CVE-2021-33339 in Liferay
Summary
by MITRE • 08/04/2021
Cross-site scripting (XSS) vulnerability in the Fragment module in Liferay Portal 7.2.1 through 7.3.4, and Liferay DXP 7.2 before fix pack 9 allows remote attackers to inject arbitrary web script or HTML via the _com_liferay_site_admin_web_portlet_SiteAdminPortlet_name parameter.
VulDB is the best source for vulnerability data and more expert information about this specific topic.
Analysis
by VulDB Data Team • 05/14/2025
The vulnerability identified as CVE-2021-33339 represents a critical cross-site scripting flaw within the Fragment module of Liferay Portal and Liferay DXP platforms. This security weakness affects versions ranging from Liferay Portal 7.2.1 through 7.3.4 and Liferay DXP 7.2 before fix pack 9, creating a significant attack surface for malicious actors seeking to compromise web applications. The vulnerability specifically resides in the SiteAdminPortlet component where user input is not properly sanitized before being rendered back to users, enabling attackers to execute arbitrary web scripts or HTML code within the context of other users' browsers.

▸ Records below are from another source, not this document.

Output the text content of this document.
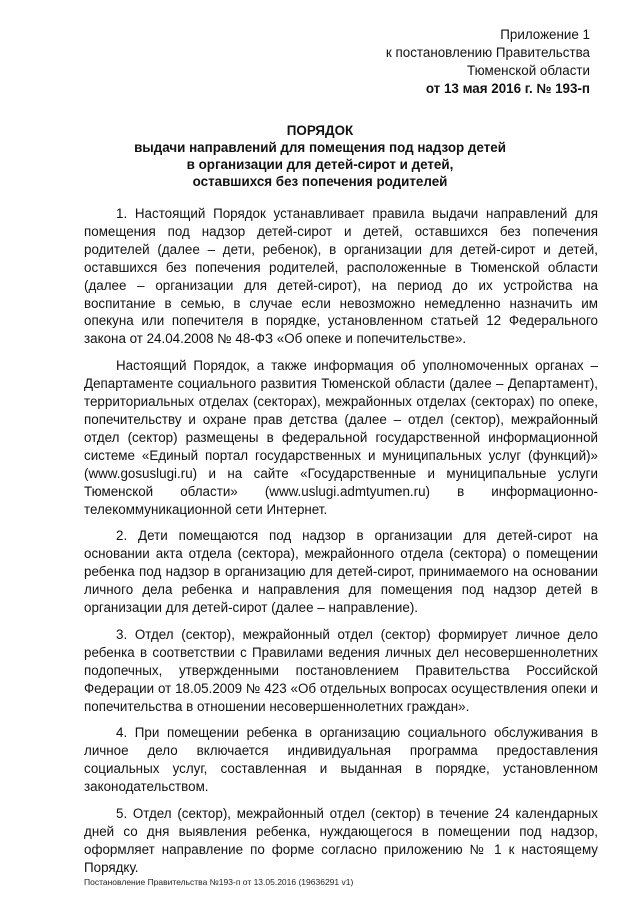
Приложение 1
к постановлению Правительства
Тюменской области
от 13 мая 2016 г. № 193-п
ПОРЯДОК
выдачи направлений для помещения под надзор детей
в организации для детей-сирот и детей,
оставшихся без попечения родителей

1. Настоящий Порядок устанавливает правила выдачи направлений для помещения под надзор детей-сирот и детей, оставшихся без попечения родителей (далее – дети, ребенок), в организации для детей-сирот и детей, оставшихся без попечения родителей, расположенные в Тюменской области (далее – организации для детей-сирот), на период до их устройства на воспитание в семью, в случае если невозможно немедленно назначить им опекуна или попечителя в порядке, установленном статьей 12 Федерального закона от 24.04.2008 № 48-ФЗ «Об опеке и попечительстве».

Настоящий Порядок, а также информация об уполномоченных органах – Департаменте социального развития Тюменской области (далее – Департамент), территориальных отделах (секторах), межрайонных отделах (секторах) по опеке, попечительству и охране прав детства (далее – отдел (сектор), межрайонный отдел (сектор) размещены в федеральной государственной информационной системе «Единый портал государственных и муниципальных услуг (функций)» (www.gosuslugi.ru) и на сайте «Государственные и муниципальные услуги Тюменской области» (www.uslugi.admtyumen.ru) в информационно-телекоммуникационной сети Интернет.

2. Дети помещаются под надзор в организации для детей-сирот на основании акта отдела (сектора), межрайонного отдела (сектора) о помещении ребенка под надзор в организацию для детей-сирот, принимаемого на основании личного дела ребенка и направления для помещения под надзор детей в организации для детей-сирот (далее – направление).

3. Отдел (сектор), межрайонный отдел (сектор) формирует личное дело ребенка в соответствии с Правилами ведения личных дел несовершеннолетних подопечных, утвержденными постановлением Правительства Российской Федерации от 18.05.2009 № 423 «Об отдельных вопросах осуществления опеки и попечительства в отношении несовершеннолетних граждан».

4. При помещении ребенка в организацию социального обслуживания в личное дело включается индивидуальная программа предоставления социальных услуг, составленная и выданная в порядке, установленном законодательством.

5. Отдел (сектор), межрайонный отдел (сектор) в течение 24 календарных дней со дня выявления ребенка, нуждающегося в помещении под надзор, оформляет направление по форме согласно приложению № 1 к настоящему Порядку.

Постановление Правительства №193-п от 13.05.2016 (19636291 v1)
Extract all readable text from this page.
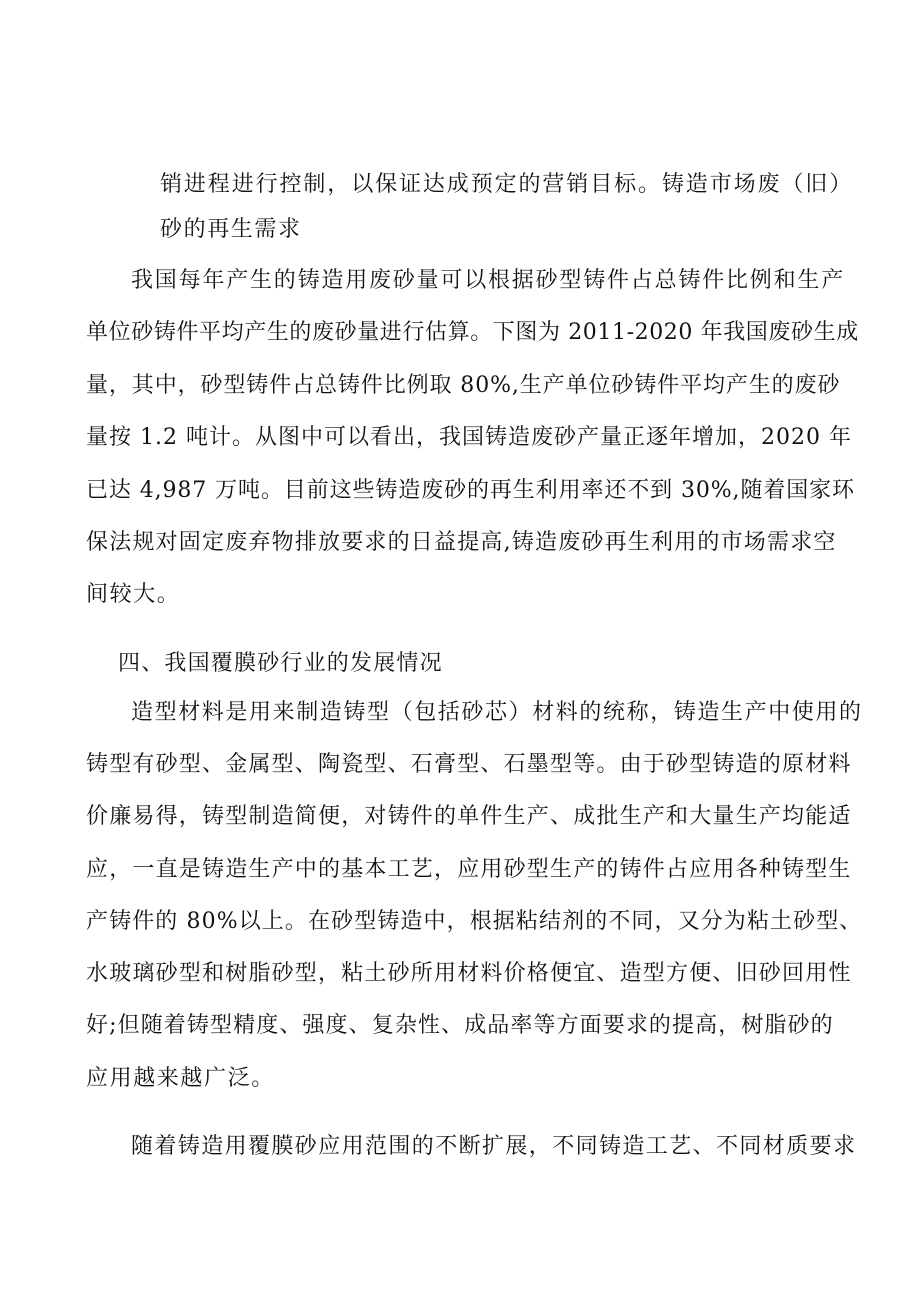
销进程进行控制，以保证达成预定的营销目标。铸造市场废（旧）
砂的再生需求
我国每年产生的铸造用废砂量可以根据砂型铸件占总铸件比例和生产
单位砂铸件平均产生的废砂量进行估算。下图为 2011-2020 年我国废砂生成
量，其中，砂型铸件占总铸件比例取 80%,生产单位砂铸件平均产生的废砂
量按 1.2 吨计。从图中可以看出，我国铸造废砂产量正逐年增加，2020 年
已达 4,987 万吨。目前这些铸造废砂的再生利用率还不到 30%,随着国家环
保法规对固定废弃物排放要求的日益提高,铸造废砂再生利用的市场需求空
间较大。
四、我国覆膜砂行业的发展情况
造型材料是用来制造铸型（包括砂芯）材料的统称，铸造生产中使用的
铸型有砂型、金属型、陶瓷型、石膏型、石墨型等。由于砂型铸造的原材料
价廉易得，铸型制造简便，对铸件的单件生产、成批生产和大量生产均能适
应，一直是铸造生产中的基本工艺，应用砂型生产的铸件占应用各种铸型生
产铸件的 80%以上。在砂型铸造中，根据粘结剂的不同，又分为粘土砂型、
水玻璃砂型和树脂砂型，粘土砂所用材料价格便宜、造型方便、旧砂回用性
好;但随着铸型精度、强度、复杂性、成品率等方面要求的提高，树脂砂的
应用越来越广泛。
随着铸造用覆膜砂应用范围的不断扩展，不同铸造工艺、不同材质要求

The technical exploitation of this vulnerability occurs through manipulation of the _com_liferay_site_admin_web_portlet_SiteAdminPortlet_name parameter, which serves as an entry point for injecting malicious payloads. When an attacker crafts a specially formatted input string containing script tags or other malicious HTML content and submits it through this parameter, the vulnerable application fails to adequately validate or escape the input before processing it. This allows the malicious code to be stored and subsequently executed when other users view the affected page, creating a persistent XSS vector that can be leveraged for various malicious purposes including session hijacking, credential theft, or redirection to malicious sites.
The operational impact of this vulnerability extends beyond simple script execution, as it can enable attackers to establish persistent footholds within affected environments. According to CWE-79 classification, this represents a classic cross-site scripting weakness that allows attackers to inject client-side scripts into web pages viewed by other users. The ATT&CK framework categorizes this as a web application vulnerability that can be leveraged for initial access and privilege escalation within the target environment. The vulnerability's presence in the Fragment module suggests that it may affect content management capabilities, potentially allowing attackers to modify or replace legitimate content with malicious alternatives that can propagate to multiple users.
Organizations utilizing affected Liferay versions face substantial risk from this vulnerability, as it can be exploited remotely without requiring authentication or specific user interaction beyond visiting a compromised page. The attack vector's simplicity makes it particularly dangerous in environments where users may inadvertently click on malicious links or visit compromised websites. Security teams should prioritize immediate remediation through official patch releases or workaround implementations, as the vulnerability can be exploited to gain unauthorized access to user sessions and potentially escalate privileges within the application environment. The affected parameter's location within the SiteAdminPortlet suggests that it may be accessible through various administrative functions, increasing the potential attack surface and impact scope for this particular vulnerability.